野良猫が歩けない社会は本当に幸せか? ドキュメンタリー映画「五香宮の猫」で“神社”に集まる猫に名前がある理由
「自分が参与している社会」を観察する
とはいえ、本作は想田監督の疑問を提起する内容でもない。人と猫、彼方立てれば此方が立たぬ。本作からそんな「揺れ」も伝わるのは、想田監督が「観察映画」の手法を貫いているからだ。
事前取材をせず、「可能な限り行き当たりばったり」でカメラを回し、ナレーションやテロップ、音楽を使わないといったその手法は、作品の結論すら観客に押し付けない。そもそも、本作の撮影を始めたきっかけが偶然なら、夫妻で画面に登場するのも成り行きだった。
「妻がある日『明日(TNR活動に)行ってくる』と言ったので、カメラを回すと面白いかもしれないと思ったんですね。その時はこれで映画を作るという明確な意図は特になかったんですが」
当初は猫たちを通して人間社会を観察するつもりだったが、移住者である夫妻も次第とその社会の一部になっていった。
「観察の対象である社会の一員になってしまったので、(画面から)自分を除外するわけにはいかないんですね。でも、これは僕の『観察すること』の哲学と合致します。僕はいつも『観察すること』とは『参与しながら観察すること』だと言っているんです。自分が何かを撮影する時、撮影するという行為自体によってその(現場の)状況は変わる。自分の存在によって変えられた世界しか、我々は観察することができない。人はおのずと『自分が参与している社会』を観察し、その一部になっているわけです」
猫たちは「顔のない集団」ではない
「撮る側と登場する側の関係を描くことによって、よりダイナミックなものが撮れる」とも想田監督は語る。猫たちの“名前”もこの関係を強調する効果があるといえるだろう。地域猫をそれぞれ名前で呼ぶ人もいれば、まとめて「猫」と認識している人もいる。
「我々が人間を相手にしても同じだと思います。1人1人の名前をしっかり認識できたなら、その人に対しておのずと敬意を払い、大事に扱おうとしますよね。ですが、彼らを1つの集団としてしか見ることができなくなると、『顔のない集団』として扱います。

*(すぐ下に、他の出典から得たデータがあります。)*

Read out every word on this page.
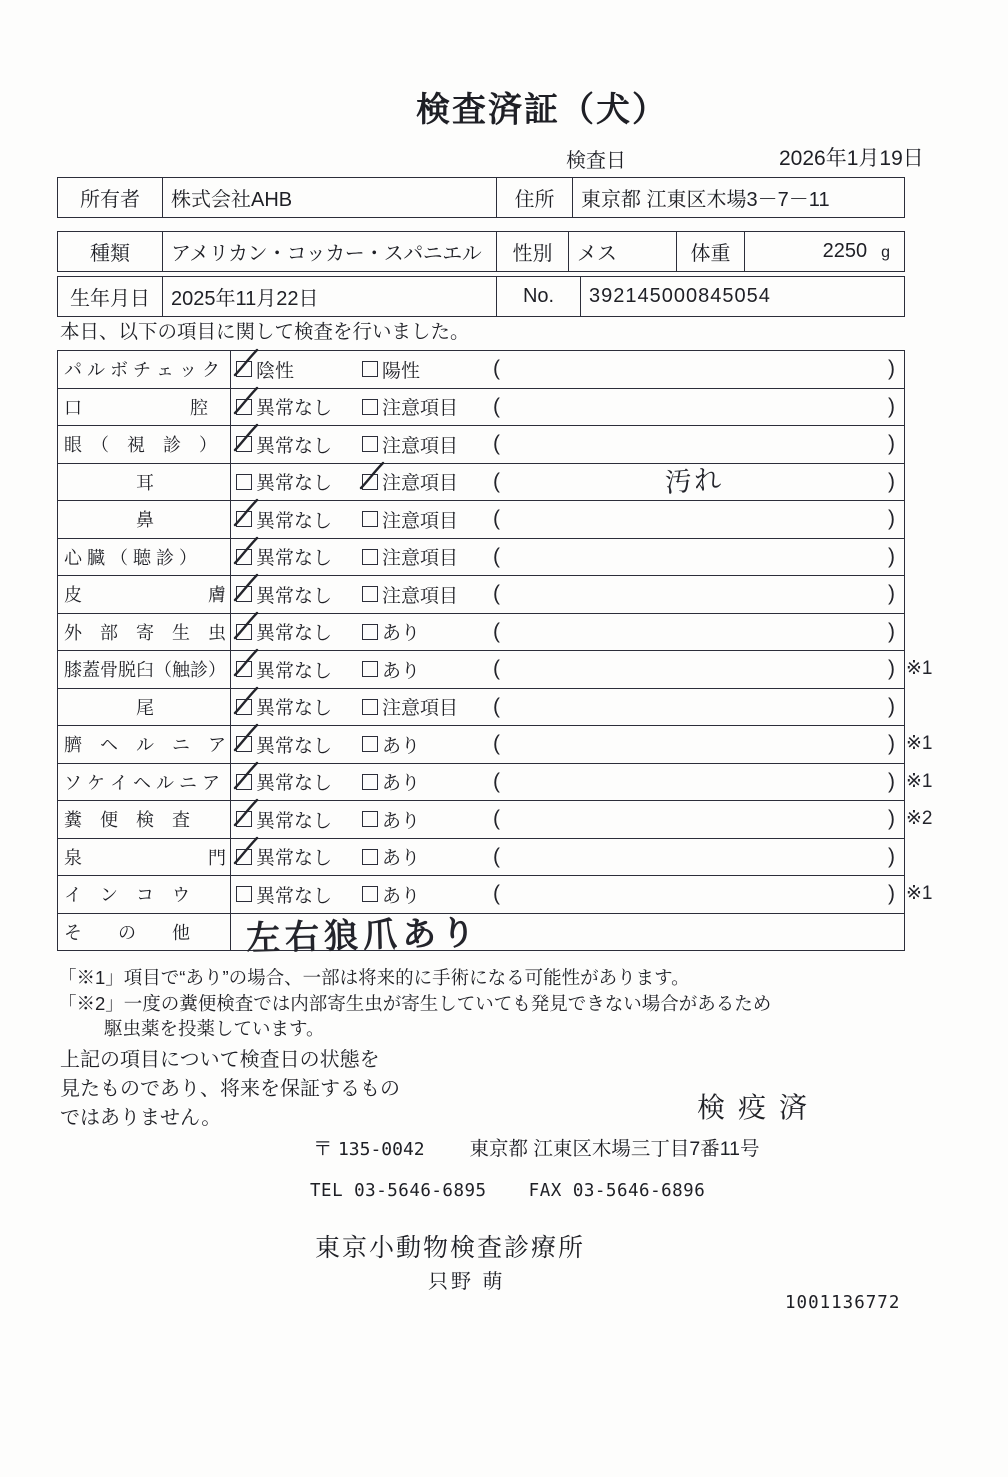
検査済証（犬）
検査日	2026年1月19日
所有者	株式会社AHB	住所	東京都 江東区木場3－7－11
種類	アメリカン・コッカー・スパニエル	性別	メス	体重	2250 g
生年月日	2025年11月22日	No.	392145000845054

本日、以下の項目に関して検査を行いました。

パ ル ボ チ ェ ッ ク	陰性	陽性	(	)
口　　　　　　腔	異常なし	注意項目 (	)
眼　（　視　診　）	異常なし	注意項目 (	)
　　　　耳	異常なし	注意項目 (	汚れ	)
　　　　鼻	異常なし	注意項目 (	)
心 臓 （ 聴 診 ）	異常なし	注意項目 (	)
皮　　　　　　　膚 異常なし	注意項目 (	)
外　部　寄　生　虫 異常なし	あり	(	)
膝蓋骨脱臼（触診） 異常なし	あり	(	) ※1
　　　　尾	異常なし	注意項目 (	)
臍　ヘ　ル　ニ　ア 異常なし	あり	(	) ※1
ソ ケ イ ヘ ル ニ ア	異常なし	あり	(	) ※1
糞　便　検　査	異常なし	あり	(	) ※2
泉　　　　　　　門 異常なし	あり	(	)
イ　ン　コ　ウ	異常なし	あり	(	) ※1
そ　　の　　他	左右狼爪あり
「※1」項目で“あり”の場合、一部は将来的に手術になる可能性があります。
「※2」一度の糞便検査では内部寄生虫が寄生していても発見できない場合があるため
駆虫薬を投薬しています。
上記の項目について検査日の状態を
見たものであり、将来を保証するもの
ではありません。	検疫済
〒 135-0042 東京都 江東区木場三丁目7番11号
TEL 03-5646-6895 FAX 03-5646-6896
東京小動物検査診療所
只野 萌
1001136772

相手が猫であっても同じことが繰り広げられるわけです。これは例えば、人種が関わってくる問題や何かに対するフォビアなど、人間が抱えているいろんな問題とも繋がっているのではないかと思います。私は、映画制作や映画監督の責務とは、1つ1つの個体にちゃんと顔を与えることだと思っています」
「共存」は難しい。けれど、どうにか道を見つけなければならない。潮風に包まれた小さな町の日常からは、今の世界が抱える大きな課題が静かに浮かび上がる。